Kriz, babanızın krizi mi?

Ömer Faruk ÇOLAK EKONOMİ ATLASI dunyaweb@dunya.com

Bu hafta, yurtdışında ve Türkiye'de ekonominin geleceğine ilişkin iyimser bir hava esiyor. İyimserliğin nedeni olarak, bazı ülkelerde tüketici güven endeksindeki pozitif eğilimin başlaması, özellikle ABD'de borsa oyuncularının izlediği firmaların açıkladığı bilanço karlarının (zararlarının) beklenenden dahi iyi olması ile yine ABD'de işsizlik fonuna yapılan başvurulardaki oransal düşüş gösteriliyor. Tüm bunlar küresel boyuttaki kara bulutların dağılması açısından önemli. Ancak unutmamalıyız ki, ekonomi açısından, aşırı iyimserlik de aşırı kötümserlik kadar zararlıdır.
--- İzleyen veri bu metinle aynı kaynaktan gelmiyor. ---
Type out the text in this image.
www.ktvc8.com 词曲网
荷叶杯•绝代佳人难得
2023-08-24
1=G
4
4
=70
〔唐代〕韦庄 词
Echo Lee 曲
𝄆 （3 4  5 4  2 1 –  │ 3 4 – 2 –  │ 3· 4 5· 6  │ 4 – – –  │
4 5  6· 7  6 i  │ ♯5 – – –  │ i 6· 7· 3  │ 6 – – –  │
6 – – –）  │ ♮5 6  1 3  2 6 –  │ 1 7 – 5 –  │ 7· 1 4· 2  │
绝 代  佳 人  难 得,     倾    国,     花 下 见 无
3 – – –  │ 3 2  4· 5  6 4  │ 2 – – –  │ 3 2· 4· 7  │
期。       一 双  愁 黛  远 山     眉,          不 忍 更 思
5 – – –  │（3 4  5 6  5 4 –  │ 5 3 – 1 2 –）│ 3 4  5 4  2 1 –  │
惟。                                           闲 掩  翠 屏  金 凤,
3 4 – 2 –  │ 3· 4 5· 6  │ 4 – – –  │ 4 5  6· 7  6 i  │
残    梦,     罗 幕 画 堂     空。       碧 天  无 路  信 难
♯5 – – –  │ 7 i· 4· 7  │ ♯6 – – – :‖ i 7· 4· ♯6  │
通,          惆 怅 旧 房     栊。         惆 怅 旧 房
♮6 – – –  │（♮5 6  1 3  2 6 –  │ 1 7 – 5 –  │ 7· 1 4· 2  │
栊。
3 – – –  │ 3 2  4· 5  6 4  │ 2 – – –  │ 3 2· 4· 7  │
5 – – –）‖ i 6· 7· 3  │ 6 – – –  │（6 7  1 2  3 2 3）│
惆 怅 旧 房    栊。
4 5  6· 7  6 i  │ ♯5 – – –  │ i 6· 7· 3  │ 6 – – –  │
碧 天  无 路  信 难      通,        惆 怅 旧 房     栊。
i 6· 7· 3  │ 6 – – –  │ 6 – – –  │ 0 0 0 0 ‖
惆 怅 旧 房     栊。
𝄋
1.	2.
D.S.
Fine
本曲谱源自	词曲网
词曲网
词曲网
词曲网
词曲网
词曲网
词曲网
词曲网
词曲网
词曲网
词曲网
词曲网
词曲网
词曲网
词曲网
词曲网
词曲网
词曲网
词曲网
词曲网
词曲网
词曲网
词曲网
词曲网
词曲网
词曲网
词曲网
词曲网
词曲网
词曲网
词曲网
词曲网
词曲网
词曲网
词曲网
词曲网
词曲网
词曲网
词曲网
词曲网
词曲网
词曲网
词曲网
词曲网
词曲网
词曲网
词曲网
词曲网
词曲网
Yapılan bu yorumlar açıkça krizi hafife almaktır. Sorunları hafife alarak çözmek mümkün değildir. Yaşadığımız kriz, elbette 2010 yılında önemli ölçüde hafifleyecek. Ancak 2010'da da krizin yarattığı işsizliği çözmek mümkün olmayacak. Başkan Obama'nın baş danışmanı Lawrence H. Summers'ın 1988 yılında yazdığı "Göreli Ücretler, Ücretlerin Etkinliği ve Keynesyen İşsizlik" (American Economic Association toplantısına sunduğu tebliğ) adlı çalışmasında da belirttiği üzere işsizlik bir kanserdir. Uzun soluklu bir tedavi ile ortadan kalkar.

Finansal piyasaların aktörleri krizin bu yönünü ne yazık ki görmemekte ısrar etmektedirler. Bu bizdeki oyuncuları ve krizi hafife alanları da heyecanlandırmaktadır. Nitekim İMKB endeksi, TÜİK'in enflasyon rakamlarını açıkladığı gün ciddi oranda arttı. Bu artış hafta boyunca da devam edecek gibi durmaktadır. Televizyonlardaki yorumculara göre de artık piyasalara boğa (yani riski sevenler, Keynes bu kavramı 1930 yılında yazdığı Para Üzerine Denemeler kitabında kullanmıştı) gücü egemen oluyor. Halbuki açıklanan enflasyon verileri, Ülkemizin deflasyonist bir krize girdiğinin açık bir belgesidir.

Nitekim TC Merkez Bankası enflasyon raporunu açıklarken 2009'un ilk çeyreğinde çift haneli küçülme oranı ile karşı karşıya kalmamızın sürpriz olmayacağını söyleyerek iktisat tarihçileri için yeni bir belge daha sunmuştur. Bu belgeleri, özellikle profesyonel iktisatçıların okuyamaması ya da okumak istememeleri, kibarca krizin büyüklüğünü algılayamadıklarını göstermektedir. TC Merkez Bankası, enflasyon oranındaki bu düşüşün nedeni benim politikalarımın sonucu değildir, diye haykırsa da sesini duyuramamaktadır.

Deflasyonun ne olduğunu, traji-komik bir olayı aktararak anlatmaya çalışalım; 1929 krizinde ABD'li bir ailenin reisi (Türk geleneklerine uyarak biz de baba diyelim, annelere neden aile reisi demiyorsak…) eve bir gün sevinerek gelir, çünkü otomobil fiyatları düşmüştür, arabasını değiştirebilecektir. Anne de sevinçlidir. Çünkü radyo fiyatları düşmüştür, yatak odasına radyo alabilecektir. Büyük bir mutlulukla akşam sofrasını hazırlarlarken evin kızı suratı asık olarak gelir ve beni işten çıkardılar der. Çok üzülmezler, Fiyatlar düşmüştür. Bundan dolayı hanenin reel geliri düşmemiştir. Bu sevinç uzun sürmez. Ne yazık ki üç gün içinde ailenin tüm bireyleri işsiz kalır. Ancak fiyatlar düşmeye devam eder.

Buradan yola çıkarak yaşadıklarımızı ve sürmekte olan krizin sona erip ermediği tartışmasının 1929 bunalımı öncesindeki tartışmaları andırdığını rahatlıkla söyleyebiliriz.

Unutmayalım çoğu zaman borsalardaki bu tür yükselişlerin ardından çöküş olmaktadır. Umarız tarih tekerrür etmez. Aksi durumda, babalarımızın krizinden bizler ders almamışız demektir.